Health: The Place of Patents in Health Care

The Story:

The US Supreme Court has been taking the side of “intellectual property doves” rather than hawks in a fair number of recent patent and copyright cases. Some of these cases have involved biomedical inventions.

The most recent example of a biomedical patent dispute settled by the high court is the Minerva Surgical case, involving two similar but not identical products each designed to allow minimally invasive treatment of abnormal uterine bleeding.

Significance:

Patent protection is important for the advance of medical technology. The prospect of earning a valuable patent is, after all, a powerful incentive for the development of improved treatments, devices, pharmaceuticals, and so forth.

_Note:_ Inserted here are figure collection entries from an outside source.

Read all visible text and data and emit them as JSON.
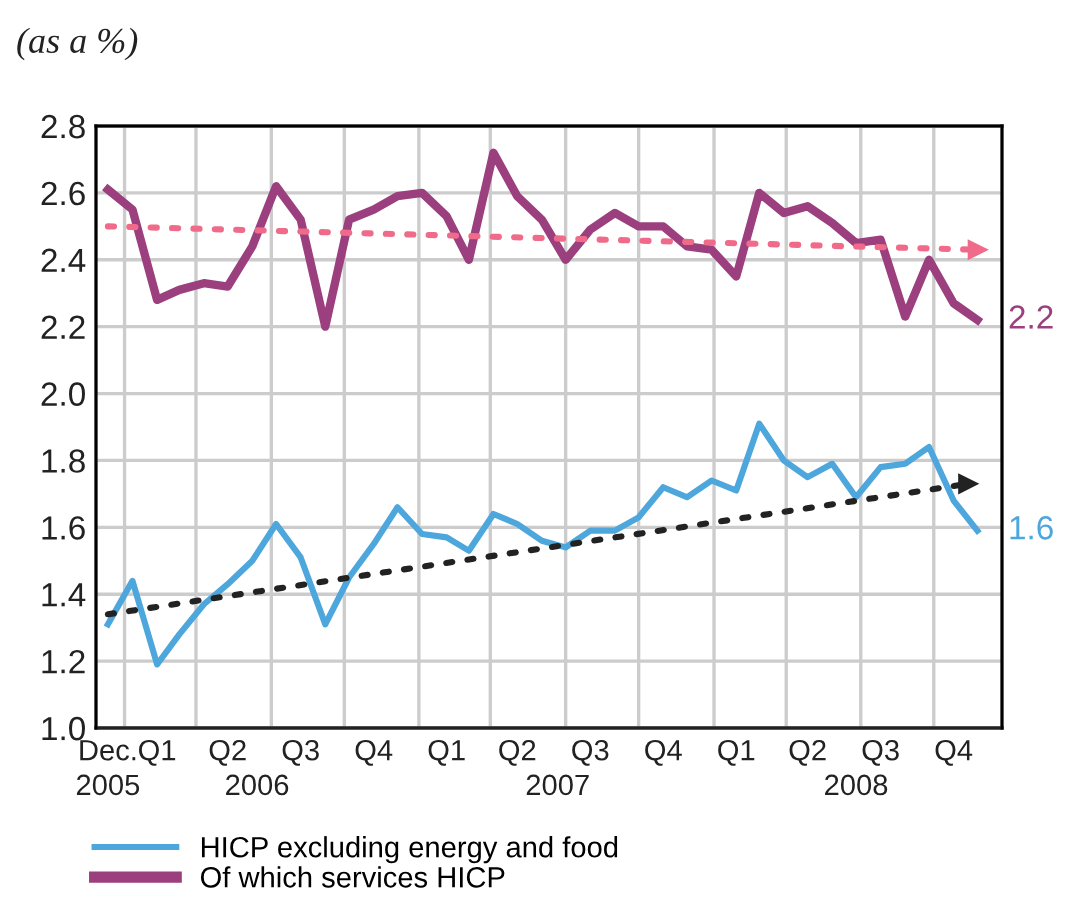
{
  "chart_data": {
    "type": "line",
    "ylabel": "(as a %)",
    "xlim": [
      "2005-11-16",
      "2009-01-01"
    ],
    "xticks": [
      {
        "value": "2005-12-01",
        "label": "Dec."
      },
      {
        "value": "2006-02-01",
        "label": "Q1"
      },
      {
        "value": "2006-05-01",
        "label": "Q2"
      },
      {
        "value": "2006-08-01",
        "label": "Q3"
      },
      {
        "value": "2006-11-01",
        "label": "Q4"
      },
      {
        "value": "2007-02-01",
        "label": "Q1"
      },
      {
        "value": "2007-05-01",
        "label": "Q2"
      },
      {
        "value": "2007-08-01",
        "label": "Q3"
      },
      {
        "value": "2007-11-01",
        "label": "Q4"
      },
      {
        "value": "2008-02-01",
        "label": "Q1"
      },
      {
        "value": "2008-05-01",
        "label": "Q2"
      },
      {
        "value": "2008-08-01",
        "label": "Q3"
      },
      {
        "value": "2008-11-01",
        "label": "Q4"
      },
      {
        "value": "2005-12-22",
        "label": null
      },
      {
        "value": "2006-03-22",
        "label": null
      },
      {
        "value": "2006-06-25",
        "label": null
      },
      {
        "value": "2006-09-25",
        "label": null
      },
      {
        "value": "2006-12-28",
        "label": null
      },
      {
        "value": "2007-03-28",
        "label": null
      },
      {
        "value": "2007-07-01",
        "label": null
      },
      {
        "value": "2007-10-01",
        "label": null
      },
      {
        "value": "2008-01-04",
        "label": null
      },
      {
        "value": "2008-04-04",
        "label": null
      },
      {
        "value": "2008-07-07",
        "label": null
      },
      {
        "value": "2008-10-07",
        "label": null
      }
    ],
    "x2lim": [
      "2005-11-16",
      "2009-01-01"
    ],
    "x2ticks": [
      {
        "value": "2005-12-01",
        "label": "2005"
      },
      {
        "value": "2006-06-07",
        "label": "2006"
      },
      {
        "value": "2007-06-21",
        "label": "2007"
      },
      {
        "value": "2008-07-01",
        "label": "2008"
      }
    ],
    "ylim": [
      1.0,
      2.8
    ],
    "yticks": [
      {
        "value": 1.0,
        "label": "1.0"
      },
      1.2,
      1.4,
      1.6,
      1.8,
      {
        "value": 2.0,
        "label": "2.0"
      },
      2.2,
      2.4,
      2.6,
      2.8
    ],
    "grid": true,
    "legend": "bottom",
    "x": [
      "2005-12",
      "2006-01",
      "2006-02",
      "2006-03",
      "2006-04",
      "2006-05",
      "2006-06",
      "2006-07",
      "2006-08",
      "2006-09",
      "2006-10",
      "2006-11",
      "2006-12",
      "2007-01",
      "2007-02",
      "2007-03",
      "2007-04",
      "2007-05",
      "2007-06",
      "2007-07",
      "2007-08",
      "2007-09",
      "2007-10",
      "2007-11",
      "2007-12",
      "2008-01",
      "2008-02",
      "2008-03",
      "2008-04",
      "2008-05",
      "2008-06",
      "2008-07",
      "2008-08",
      "2008-09",
      "2008-10",
      "2008-11",
      "2008-12"
    ],
    "series": [
      {
        "name": "HICP excluding energy and food",
        "color": "#4da6dc",
        "values": [
          1.31,
          1.44,
          1.19,
          1.28,
          1.37,
          1.43,
          1.5,
          1.61,
          1.51,
          1.31,
          1.45,
          1.55,
          1.66,
          1.58,
          1.57,
          1.53,
          1.64,
          1.61,
          1.56,
          1.54,
          1.59,
          1.59,
          1.63,
          1.72,
          1.69,
          1.74,
          1.71,
          1.91,
          1.8,
          1.75,
          1.79,
          1.69,
          1.78,
          1.79,
          1.84,
          1.68,
          1.59
        ]
      },
      {
        "name": "Of which services HICP",
        "color": "#9b3f7e",
        "values": [
          2.61,
          2.55,
          2.28,
          2.31,
          2.33,
          2.32,
          2.44,
          2.62,
          2.52,
          2.2,
          2.52,
          2.55,
          2.59,
          2.6,
          2.53,
          2.4,
          2.72,
          2.59,
          2.52,
          2.4,
          2.49,
          2.54,
          2.5,
          2.5,
          2.44,
          2.43,
          2.35,
          2.6,
          2.54,
          2.56,
          2.51,
          2.45,
          2.46,
          2.23,
          2.4,
          2.27,
          2.22
        ]
      },
      {
        "color": "#f06a8a",
        "x": [
          "2005-12",
          "2008-12"
        ],
        "values": [
          2.5,
          2.43
        ],
        "line_style": "dotted",
        "marker": "triangle"
      },
      {
        "color": "#222222",
        "x": [
          "2005-12",
          "2008-11-19"
        ],
        "values": [
          1.34,
          1.73
        ],
        "line_style": "dotted",
        "marker": "triangle"
      }
    ],
    "annotations": [
      {
        "text": "2.2",
        "x": "2008-12",
        "y": 2.22
      },
      {
        "text": "1.6",
        "x": "2008-12",
        "y": 1.59
      }
    ]
  }
}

On the other hand, overly zealous (or “hawkish”) defense of patent rights has its drawbacks. It entrenches a monopoly and allows those who control the patents to drive up the price. It may also encourage “patent trolls,” who game the system for what are in essence arbitrage profits.

In Pill Form:

The Minerva case involved a technical legal doctrine called “assignor estoppel.” That is not especially important. What is more important is the bottom line: the Supreme Court’s recent dovish streak should probably be applauded. Patent law is about striking the right balances, and the errors until recently have been on the other side, toward hawkishness and its anti-competitive consequences.